High and low only asked to be let live. The poor asked it--
slaughtered on a hundred battle-fields, burnt out of house and home:
vast tracts of the centre of Europe were lying desert; the
population was diminished for several generations. The trading
classes, ruined by the long war, only asked to be let live, and make
a little money. The nobility, too, only asked to be let live. They
had lost, in the long struggle, not only often lands and power, but
their ablest and bravest men; and a weaker and meaner generation was
left behind, to do the governing of the world. Let them live, and
keep what they had.

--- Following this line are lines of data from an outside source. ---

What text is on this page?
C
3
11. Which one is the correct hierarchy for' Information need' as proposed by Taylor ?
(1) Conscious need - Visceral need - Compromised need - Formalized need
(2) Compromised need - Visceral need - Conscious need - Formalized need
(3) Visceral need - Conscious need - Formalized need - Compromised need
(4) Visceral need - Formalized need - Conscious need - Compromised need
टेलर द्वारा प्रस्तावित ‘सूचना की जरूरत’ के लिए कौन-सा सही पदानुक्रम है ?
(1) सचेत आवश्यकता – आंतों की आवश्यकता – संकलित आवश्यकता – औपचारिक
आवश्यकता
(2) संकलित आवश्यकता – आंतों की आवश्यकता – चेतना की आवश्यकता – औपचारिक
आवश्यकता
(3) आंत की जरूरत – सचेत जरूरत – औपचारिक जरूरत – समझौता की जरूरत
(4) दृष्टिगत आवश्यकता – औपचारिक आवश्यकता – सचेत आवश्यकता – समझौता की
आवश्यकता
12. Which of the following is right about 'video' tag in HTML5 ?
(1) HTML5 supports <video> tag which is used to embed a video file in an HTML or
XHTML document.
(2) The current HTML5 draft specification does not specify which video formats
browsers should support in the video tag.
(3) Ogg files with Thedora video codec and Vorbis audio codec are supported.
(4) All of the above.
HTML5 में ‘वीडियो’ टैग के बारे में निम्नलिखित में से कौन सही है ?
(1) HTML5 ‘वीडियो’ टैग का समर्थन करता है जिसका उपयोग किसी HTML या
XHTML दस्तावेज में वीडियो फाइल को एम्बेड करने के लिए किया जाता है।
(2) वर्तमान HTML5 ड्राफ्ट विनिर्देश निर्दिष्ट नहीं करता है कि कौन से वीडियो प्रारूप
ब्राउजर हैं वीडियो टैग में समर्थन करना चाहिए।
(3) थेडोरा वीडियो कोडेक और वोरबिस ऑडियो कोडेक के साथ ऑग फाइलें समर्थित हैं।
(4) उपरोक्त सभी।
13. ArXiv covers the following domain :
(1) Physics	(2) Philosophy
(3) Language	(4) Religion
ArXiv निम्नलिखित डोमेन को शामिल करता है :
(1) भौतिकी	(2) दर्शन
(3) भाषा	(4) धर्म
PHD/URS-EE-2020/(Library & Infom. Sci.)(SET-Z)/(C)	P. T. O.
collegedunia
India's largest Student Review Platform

If signs of vigour still appeared in France, in
the wars of Louis XIV. they were feverish, factitious, temporary--
soon, as the event proved, to droop into the general exhaustion. If
wars were still to be waged they were to be wars of succession, wars
of diplomacy; not wars of principle, waged for the mightiest
invisible interests of man. The exhaustion was general; and to it
we must attribute alike the changes and the conservatism of the
Ancien Regime. To it is owing that growth of a centralising
despotism, and of arbitrary regal power, which M. de Tocqueville has
set forth in a book which I shall have occasion often to quote. To
it is owing, too, that longing, which seems to us childish, after
ancient forms, etiquettes, dignities, court costumes, formalities
diplomatic, legal, ecclesiastical. Men clung to them as to
keepsakes of the past--revered relics of more intelligible and
better-ordered times. If the spirit had been beaten out of them in
a century of battle, that was all the more reason for keeping up the
letter. They had had a meaning once, a life once; perhaps there was
a little life left in them still; perhaps the dry bones would clothe
themselves with flesh once more, and stand upon their feet. At
least it was useful that the common people should so believe. There
was good hope that the simple masses, seeing the old dignities and
formalities still parading the streets, should suppose that they
still contained men, and were not mere wooden figures, dressed
artistically in official costume. And, on the whole, that hope was
not deceived. More than a century of bitter experience was needed
ere the masses discovered that their ancient rulers were like the
suits of armour in the Tower of London--empty iron astride of wooden
steeds, and armed with lances which every ploughboy could wrest out
of their hands, and use in his own behalf.